MH - 1/7/2 Later Light
This is the second painting of the morning. It's the same view that I painted in the painting above, but I took a wider, more distant view of the scene. Reason is that in the first painting I felt that I became to involved in the closeness of the vegetation, and all of the detail that entails, to really say what I felt about the view, that being the pattern of the vegetation against the sand shape. By doing this, I was able to simplify the shapes a lot more, yet still retain the nature of it all, I hope.
MH - 1/7/3 Wind Blown
We left the beach for the third painting of the day, fueled by our favorite tacos in town at Chamaco's Tacos. While we were eating lunch, the sky filled up with clouds moving through, which we thought would be great to paint over the marsh... out of the wind. I made a brilliant suggestion to go out to the end of Spanish Hammock where we know we get a great wide, broad view of the marsh and sky. Turned out that the spot we were headed to, and did paint from, was right in line, full force, with the incoming cold front and it's wind, that was bringing us the beautiful clouds. We withstood, anchored down the equipment, and painted away. I love painting when it's a little adverse, compared to painting a boring blue bird, no wind day. But this was more than I can appreciate. Still, it was exciting to paint such a fast moving sky and all of the shapes that were passing by.

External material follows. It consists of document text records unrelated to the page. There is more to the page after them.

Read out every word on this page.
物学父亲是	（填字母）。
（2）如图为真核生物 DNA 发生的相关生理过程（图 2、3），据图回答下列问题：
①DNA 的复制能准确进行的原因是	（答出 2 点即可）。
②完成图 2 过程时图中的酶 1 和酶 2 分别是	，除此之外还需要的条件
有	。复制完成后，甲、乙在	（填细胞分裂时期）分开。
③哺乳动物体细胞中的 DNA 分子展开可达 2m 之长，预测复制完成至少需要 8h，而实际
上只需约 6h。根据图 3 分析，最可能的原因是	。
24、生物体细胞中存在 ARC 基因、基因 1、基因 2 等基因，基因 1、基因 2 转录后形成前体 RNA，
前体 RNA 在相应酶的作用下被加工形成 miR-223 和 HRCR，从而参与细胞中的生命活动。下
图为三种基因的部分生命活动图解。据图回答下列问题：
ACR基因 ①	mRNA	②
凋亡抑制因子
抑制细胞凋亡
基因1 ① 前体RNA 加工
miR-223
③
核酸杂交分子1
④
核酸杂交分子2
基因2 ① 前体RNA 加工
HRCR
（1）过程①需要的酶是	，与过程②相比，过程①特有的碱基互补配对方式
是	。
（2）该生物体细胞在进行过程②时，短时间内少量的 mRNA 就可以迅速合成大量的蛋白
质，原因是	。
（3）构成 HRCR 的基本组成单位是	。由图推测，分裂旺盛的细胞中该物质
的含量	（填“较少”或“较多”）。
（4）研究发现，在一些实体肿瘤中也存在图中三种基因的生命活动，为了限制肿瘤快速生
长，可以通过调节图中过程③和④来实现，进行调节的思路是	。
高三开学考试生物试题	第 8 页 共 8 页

MH - 1/7/4 Beautiful Ending
The fourth painting today was back on North Beach, near one of our favorite restaurants, The North Beach Bar and Grill, at one of our favorite beach access points. It was out of the wind, mostly. I'm being honest again... I think that I'm pretty decent at seeing color and getting it down as it is, with a little modifying if need be. When I painted this, and while sitting here with it in front of me while I type, I have to question my assumption about my skills. I know that I painted what I saw, the relationships as they were. But for the life of me, I cannot understand how so much of the spectrum can be present in one scene, painting! Even more honestly, I don't like mixing colors that are so saturated and complimentary to each other, even if they're correct. But I did, this is what I think I saw this afternoon, even if I'd prefer a gray day and some atmospheric recession, this is reality here. I think that I could be okay with it if I had a beach chair, a beer and fishing pole to enjoy it with, instead of my oil paints!